Mountain View inched a little bit closer to establishing its new rent-control program and deciding how to settle the myriad disputes it is expected to generate.
At a Thursday, June 8, meeting, the city's rental-housing committee began the first of several planned discussions for establishing a new system for adjudicating disputes on rent increases. This is of key importance for both landlords and tenants, since it would be one of the only ways to raise apartment rents at a higher rate than the city's new rent-control ordinance sets as the standard, which is based on increases in the local Consumer Price Index (CPI).
Every landlord and property manager speaking at the June 8 meeting stressed that simply tying rent-controlled apartments to the CPI would be insufficient for their various expenses. For next year, that allowable rent increase has been capped at 3.4 percent.
There was a feeling of deja vu as many of the same concerns and arguments spanning years of the debate over rent control were trotted out. A large showing of tenants and other rent-control advocates reminded the committee that the new law is the result of a brutal seven-year period when average rents throughout Mountain View nearly doubled. Landlords and property managers warned that the new restrictions would fall hardest on landlords who had previously tried to keep their units affordable. Meanwhile, many in attendance wanted better data to distinguish who is acting in good faith.
Many of these concerns are supposed to eventually funnel into a new process involving city hearing officers who will review cases that aren't directly addressed in the language of the Community Stabilization and Fair Rent Act (CSFRA). Both landlords and committee members hinted this program could see a flood of petitions, especially from property owners seeking to notch up rent on their units higher than 3.4 percent.
Joe Maydek, an apartment manager, said he expected to petition for 11 of his 14 units to receive a higher increase. He pointed out that he needed to recover revenues after a citywide roll-back on apartment rates to October 2015 levels had reduced his tenants' rents by about $500 each. Many other landlords are likely to do the same, he warned.
"I'm pointing this out to you so you have some numbers to anticipate what's going to happen," he said. "Even if the petition fees are passed to the (property owners), I think they would see the value in doing it."
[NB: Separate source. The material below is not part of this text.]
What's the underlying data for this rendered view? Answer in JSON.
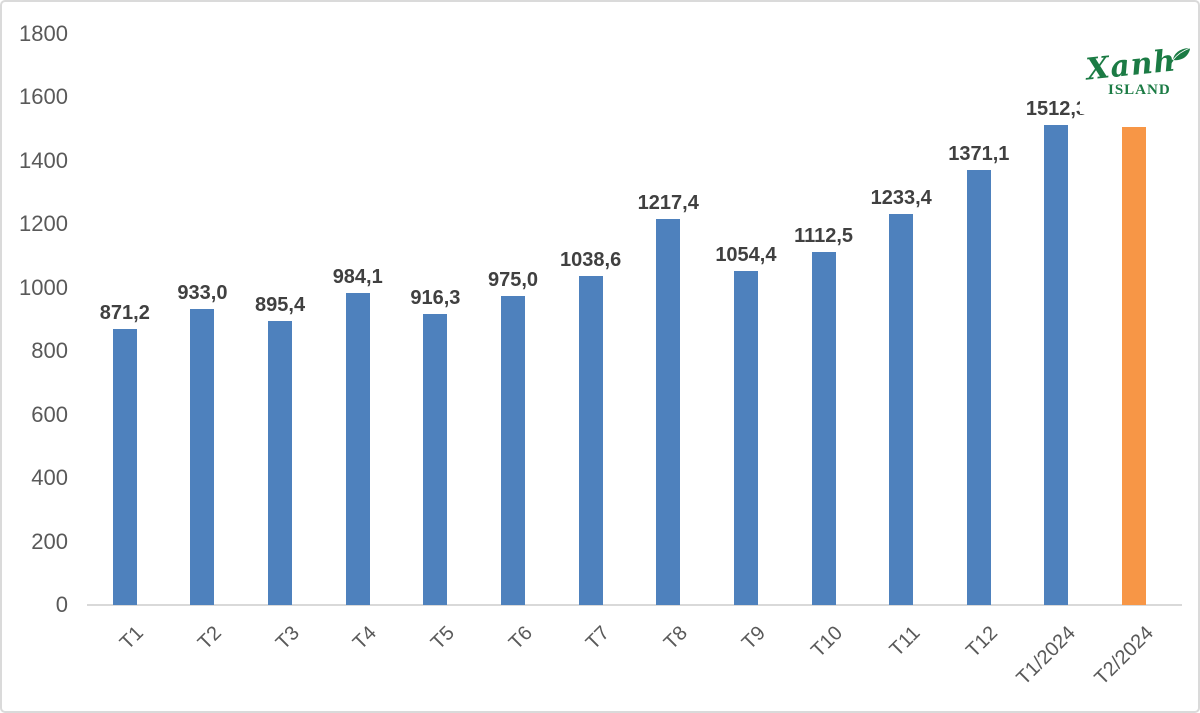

Landlords, tenants or any authorized advocate can make a case for why rents need to change by filing out a petition form, which eventually should be available on the city's website. As part of filing this paperwork, a petitioner can also provide documentation, witnesses or expert testimony to support the case. Of all the groups, landlords seeking to raise their apartment rents seem to have the highest burden of proof. They would need to provide the city with 16 pieces of information, including years of income and expense statements for each apartment building.
“We're not reinventing the wheel; we're trying to streamline this and use the best practices from other jurisdictions,” explained City Attorney Jannie Quinn.
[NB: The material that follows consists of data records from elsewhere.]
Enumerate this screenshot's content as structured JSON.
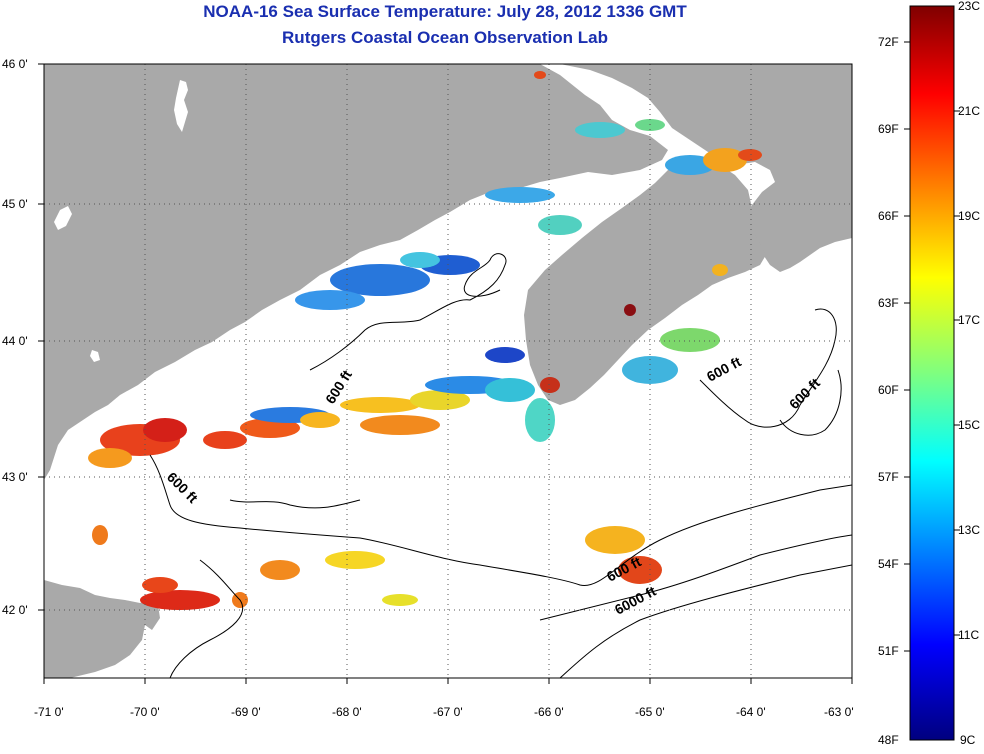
{
  "title": "NOAA-16 Sea Surface Temperature:  July 28, 2012 1336 GMT",
  "subtitle": "Rutgers Coastal Ocean Observation Lab",
  "map": {
    "lon_range": [
      -71,
      -63
    ],
    "lat_range": [
      41.5,
      46
    ],
    "lon_ticks": [
      "-71 0'",
      "-70 0'",
      "-69 0'",
      "-68 0'",
      "-67 0'",
      "-66 0'",
      "-65 0'",
      "-64 0'",
      "-63 0'"
    ],
    "lat_ticks": [
      "46 0'",
      "45 0'",
      "44 0'",
      "43 0'",
      "42 0'"
    ],
    "land_color": "#a9a9a9",
    "gridlines": "dotted",
    "contour_labels": [
      "600 ft",
      "600 ft",
      "600 ft",
      "600 ft",
      "6000 ft"
    ]
  },
  "colorbar": {
    "range_celsius": [
      9,
      23
    ],
    "range_fahrenheit": [
      48,
      73
    ],
    "celsius_labels": [
      "23C",
      "21C",
      "19C",
      "17C",
      "15C",
      "13C",
      "11C",
      "9C"
    ],
    "fahrenheit_labels": [
      "72F",
      "69F",
      "66F",
      "63F",
      "60F",
      "57F",
      "54F",
      "51F",
      "48F"
    ],
    "colormap": "jet"
  }
}
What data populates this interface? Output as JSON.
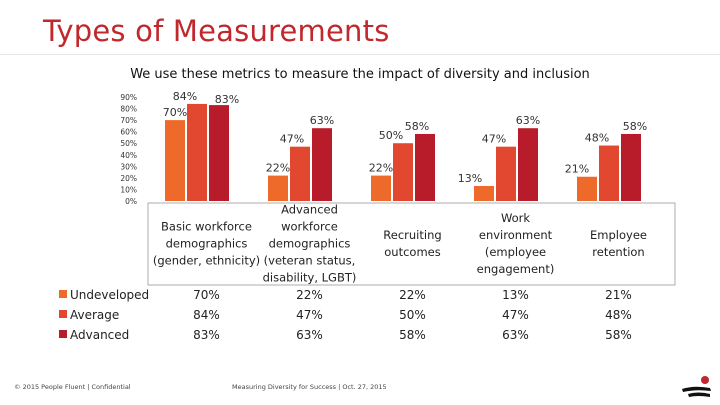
{
  "title": "Types of Measurements",
  "subtitle": "We use these metrics to measure the impact of diversity and inclusion",
  "footer_left": "© 2015 People Fluent | Confidential",
  "footer_center": "Measuring Diversity for Success | Oct. 27, 2015",
  "chart_data": {
    "type": "bar",
    "categories": [
      [
        "Basic workforce",
        "demographics",
        "(gender, ethnicity)"
      ],
      [
        "Advanced",
        "workforce",
        "demographics",
        "(veteran status,",
        "disability, LGBT)"
      ],
      [
        "Recruiting",
        "outcomes"
      ],
      [
        "Work",
        "environment",
        "(employee",
        "engagement)"
      ],
      [
        "Employee",
        "retention"
      ]
    ],
    "series": [
      {
        "name": "Undeveloped",
        "color": "#ee6a2b",
        "values": [
          70,
          22,
          22,
          13,
          21
        ],
        "labels": [
          "70%",
          "22%",
          "22%",
          "13%",
          "21%"
        ],
        "table": [
          "70%",
          "22%",
          "22%",
          "13%",
          "21%"
        ]
      },
      {
        "name": "Average",
        "color": "#e2472f",
        "values": [
          84,
          47,
          50,
          47,
          48
        ],
        "labels": [
          "84%",
          "47%",
          "50%",
          "47%",
          "48%"
        ],
        "table": [
          "84%",
          "47%",
          "50%",
          "47%",
          "48%"
        ]
      },
      {
        "name": "Advanced",
        "color": "#b81c2b",
        "values": [
          83,
          63,
          58,
          63,
          58
        ],
        "labels": [
          "83%",
          "63%",
          "58%",
          "63%",
          "58%"
        ],
        "table": [
          "83%",
          "63%",
          "58%",
          "63%",
          "58%"
        ]
      }
    ],
    "y_ticks": [
      "90%",
      "80%",
      "70%",
      "60%",
      "50%",
      "40%",
      "30%",
      "20%",
      "10%",
      "0%"
    ],
    "ylim": [
      0,
      90
    ],
    "legend": "data table left"
  }
}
To review and rule on these petitions, Mountain View staff suggested that the city hire trained attorneys, preferably with experience working as judges or arbitrators. But that level of experience won't come cheaply -- each hearing officer will cost from $600 to $1,250 per case, depending on the size and complexity.
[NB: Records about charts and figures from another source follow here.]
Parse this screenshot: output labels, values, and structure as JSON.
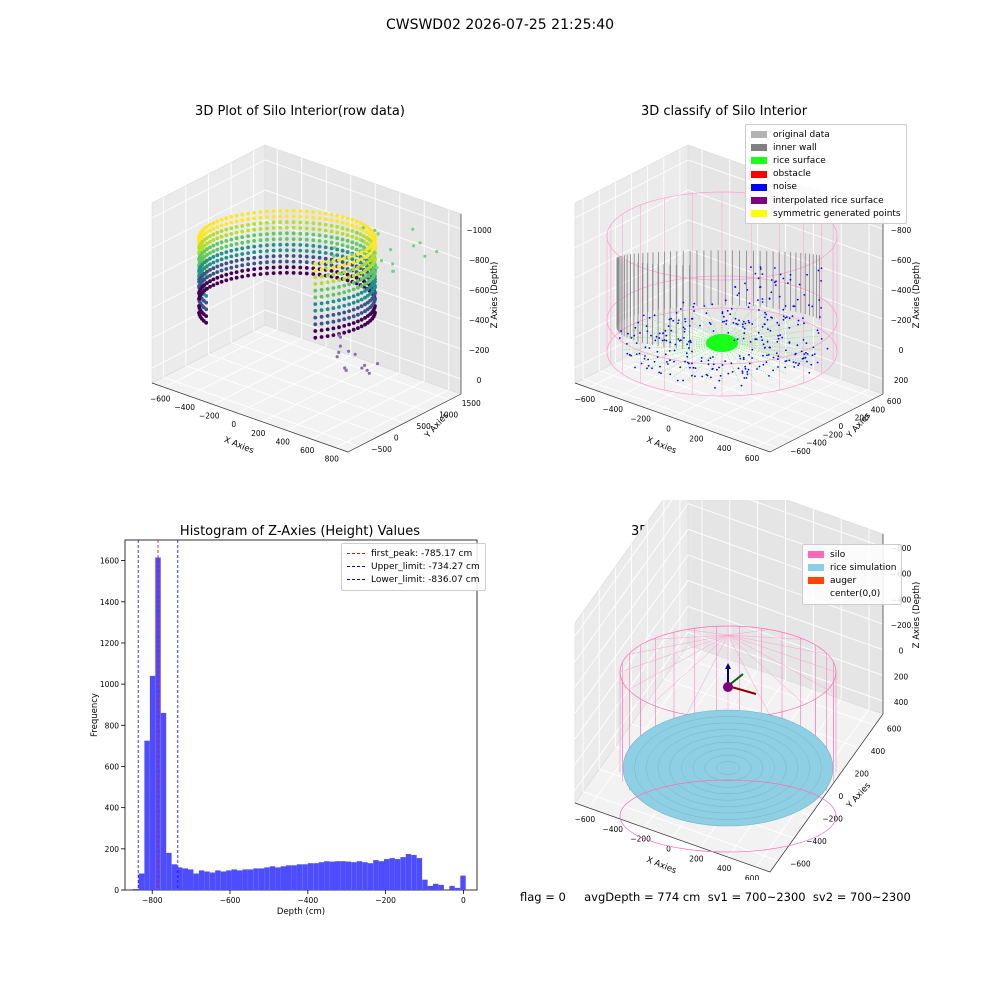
{
  "suptitle": "CWSWD02 2026-07-25 21:25:40",
  "footer": "flag = 0     avgDepth = 774 cm  sv1 = 700~2300  sv2 = 700~2300",
  "chart_data": [
    {
      "type": "scatter",
      "projection": "3d",
      "title": "3D Plot of Silo Interior(row data)",
      "xlabel": "X Axies",
      "ylabel": "Y Axies",
      "zlabel": "Z Axies (Depth)",
      "xticks": [
        "−600",
        "−400",
        "−200",
        "0",
        "200",
        "400",
        "600",
        "800"
      ],
      "yticks": [
        "−500",
        "0",
        "500",
        "1000",
        "1500"
      ],
      "zticks": [
        "−1000",
        "−800",
        "−600",
        "−400",
        "−200",
        "0"
      ],
      "colormap": "viridis"
    },
    {
      "type": "scatter",
      "projection": "3d",
      "title": "3D classify of Silo Interior",
      "xlabel": "X Axies",
      "ylabel": "Y Axies",
      "zlabel": "Z Axies (Depth)",
      "xticks": [
        "−600",
        "−400",
        "−200",
        "0",
        "200",
        "400",
        "600"
      ],
      "yticks": [
        "−600",
        "−400",
        "−200",
        "0",
        "200",
        "400",
        "600"
      ],
      "zticks": [
        "−800",
        "−600",
        "−400",
        "−200",
        "0",
        "200"
      ],
      "legend": [
        {
          "label": "original data",
          "color": "#b3b3b3"
        },
        {
          "label": "inner wall",
          "color": "#808080"
        },
        {
          "label": "rice surface",
          "color": "#1aff1a"
        },
        {
          "label": "obstacle",
          "color": "#ff0000"
        },
        {
          "label": "noise",
          "color": "#0000ff"
        },
        {
          "label": "interpolated rice surface",
          "color": "#800080"
        },
        {
          "label": "symmetric generated points",
          "color": "#ffff00"
        }
      ]
    },
    {
      "type": "bar",
      "title": "Histogram of Z-Axies (Height) Values",
      "xlabel": "Depth (cm)",
      "ylabel": "Frequency",
      "xlim": [
        -870,
        35
      ],
      "ylim": [
        0,
        1700
      ],
      "xticks": [
        -800,
        -600,
        -400,
        -200,
        0
      ],
      "yticks": [
        0,
        200,
        400,
        600,
        800,
        1000,
        1200,
        1400,
        1600
      ],
      "bar_color": "#4d4dff",
      "bins": [
        {
          "x0": -850,
          "x1": -835,
          "v": 5
        },
        {
          "x0": -835,
          "x1": -820,
          "v": 80
        },
        {
          "x0": -820,
          "x1": -806,
          "v": 725
        },
        {
          "x0": -806,
          "x1": -792,
          "v": 1040
        },
        {
          "x0": -792,
          "x1": -778,
          "v": 1615
        },
        {
          "x0": -778,
          "x1": -764,
          "v": 860
        },
        {
          "x0": -764,
          "x1": -750,
          "v": 180
        },
        {
          "x0": -750,
          "x1": -736,
          "v": 125
        },
        {
          "x0": -736,
          "x1": -722,
          "v": 110
        },
        {
          "x0": -722,
          "x1": -708,
          "v": 105
        },
        {
          "x0": -708,
          "x1": -694,
          "v": 100
        },
        {
          "x0": -694,
          "x1": -680,
          "v": 80
        },
        {
          "x0": -680,
          "x1": -666,
          "v": 95
        },
        {
          "x0": -666,
          "x1": -652,
          "v": 90
        },
        {
          "x0": -652,
          "x1": -638,
          "v": 85
        },
        {
          "x0": -638,
          "x1": -624,
          "v": 95
        },
        {
          "x0": -624,
          "x1": -610,
          "v": 90
        },
        {
          "x0": -610,
          "x1": -596,
          "v": 95
        },
        {
          "x0": -596,
          "x1": -582,
          "v": 100
        },
        {
          "x0": -582,
          "x1": -568,
          "v": 95
        },
        {
          "x0": -568,
          "x1": -554,
          "v": 100
        },
        {
          "x0": -554,
          "x1": -540,
          "v": 100
        },
        {
          "x0": -540,
          "x1": -526,
          "v": 105
        },
        {
          "x0": -526,
          "x1": -512,
          "v": 105
        },
        {
          "x0": -512,
          "x1": -498,
          "v": 110
        },
        {
          "x0": -498,
          "x1": -484,
          "v": 115
        },
        {
          "x0": -484,
          "x1": -470,
          "v": 110
        },
        {
          "x0": -470,
          "x1": -456,
          "v": 115
        },
        {
          "x0": -456,
          "x1": -442,
          "v": 120
        },
        {
          "x0": -442,
          "x1": -428,
          "v": 120
        },
        {
          "x0": -428,
          "x1": -414,
          "v": 125
        },
        {
          "x0": -414,
          "x1": -400,
          "v": 125
        },
        {
          "x0": -400,
          "x1": -386,
          "v": 130
        },
        {
          "x0": -386,
          "x1": -372,
          "v": 130
        },
        {
          "x0": -372,
          "x1": -358,
          "v": 135
        },
        {
          "x0": -358,
          "x1": -344,
          "v": 140
        },
        {
          "x0": -344,
          "x1": -330,
          "v": 138
        },
        {
          "x0": -330,
          "x1": -316,
          "v": 140
        },
        {
          "x0": -316,
          "x1": -302,
          "v": 140
        },
        {
          "x0": -302,
          "x1": -288,
          "v": 138
        },
        {
          "x0": -288,
          "x1": -274,
          "v": 135
        },
        {
          "x0": -274,
          "x1": -260,
          "v": 140
        },
        {
          "x0": -260,
          "x1": -246,
          "v": 135
        },
        {
          "x0": -246,
          "x1": -232,
          "v": 130
        },
        {
          "x0": -232,
          "x1": -218,
          "v": 145
        },
        {
          "x0": -218,
          "x1": -204,
          "v": 140
        },
        {
          "x0": -204,
          "x1": -190,
          "v": 150
        },
        {
          "x0": -190,
          "x1": -176,
          "v": 155
        },
        {
          "x0": -176,
          "x1": -162,
          "v": 150
        },
        {
          "x0": -162,
          "x1": -148,
          "v": 160
        },
        {
          "x0": -148,
          "x1": -134,
          "v": 175
        },
        {
          "x0": -134,
          "x1": -120,
          "v": 170
        },
        {
          "x0": -120,
          "x1": -106,
          "v": 155
        },
        {
          "x0": -106,
          "x1": -92,
          "v": 50
        },
        {
          "x0": -92,
          "x1": -78,
          "v": 20
        },
        {
          "x0": -78,
          "x1": -64,
          "v": 30
        },
        {
          "x0": -64,
          "x1": -50,
          "v": 25
        },
        {
          "x0": -50,
          "x1": -36,
          "v": 0
        },
        {
          "x0": -36,
          "x1": -22,
          "v": 20
        },
        {
          "x0": -22,
          "x1": -8,
          "v": 10
        },
        {
          "x0": -8,
          "x1": 6,
          "v": 70
        }
      ],
      "vlines": [
        {
          "label": "first_peak: -785.17 cm",
          "x": -785.17,
          "color": "#ff0000"
        },
        {
          "label": "Upper_limit: -734.27 cm",
          "x": -734.27,
          "color": "#0000ff"
        },
        {
          "label": "Lower_limit: -836.07 cm",
          "x": -836.07,
          "color": "#0000ff"
        }
      ],
      "legend_position": "upper right"
    },
    {
      "type": "scatter",
      "projection": "3d",
      "title": "3D simulation of Silo Interior",
      "xlabel": "X Axies",
      "ylabel": "Y Axies",
      "zlabel": "Z Axies (Depth)",
      "xticks": [
        "−600",
        "−400",
        "−200",
        "0",
        "200",
        "400",
        "600"
      ],
      "yticks": [
        "−600",
        "−400",
        "−200",
        "0",
        "200",
        "400",
        "600"
      ],
      "zticks": [
        "−800",
        "−600",
        "−400",
        "−200",
        "0",
        "200",
        "400"
      ],
      "legend": [
        {
          "label": "silo",
          "color": "#ff69b4"
        },
        {
          "label": "rice simulation",
          "color": "#87ceeb"
        },
        {
          "label": "auger",
          "color": "#ff4500"
        },
        {
          "label": "center(0,0)",
          "color": ""
        }
      ]
    }
  ]
}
It remains unclear how this money will be collected. City staff say it could be paid directly by whoever files a petition, or it could be taken from the general fee that will be levied on all affected apartments in the city. That fee has not been established yet.
City staff indicated that many cases probably won't rise to a full hearing. A previous city program of mediation resolved about 87 percent of conflicts between landlords and tenants, according to city housing staff. When you get people sitting around the table, the success rate for reaching a compromise is high, said Emily Hislop, a case manager with Project Sentinel, which provides the city's mediation services.
"In our experience with mediation, when you get people facing each other, then landlords get a chance to show all their expenses for water, garbage, everything," she said. "That way, tenants who might feel like their landlords are taking every opportunity to raise rents, then they can see where they're coming from."
For that reason, Hislop and others in the field suggested that many disputes could be settled early on without the need for a formal meeting with a paid hearing officer.
The Rental Housing Committee reviewed only an early draft of the planned petition process, which will revised and brought back for the next committee meeting on June 19. At the meeting, the committee will also discuss establishing standards for a "fair rate of return" for landlords, which would guide how hearing officers review petition cases.
City housing officials say the petition process, hearing officers and fair rate of return guidelines will likely be bundled together for final approvals at the July 10 meeting.
In a related discussion, the committee decided not to take action on a proposed citywide 0.6 percent rent increase to cover the period between October 2015 and February 2016. City staff originally proposed this increase because they say this time period was not reflected in CSFRA language. However, tenant advocates warned this rent increase would be illegal.
On Thursday, city staff signaled a change of heart, and they urged the committee to hold off on any decision for now. City Attorney Quinn suggested that the committee first establish its processes and return to the issue at a later date.
In a 4-1 vote, with Chairwoman Vanessa Honey opposed, the committee agreed to table the discussion.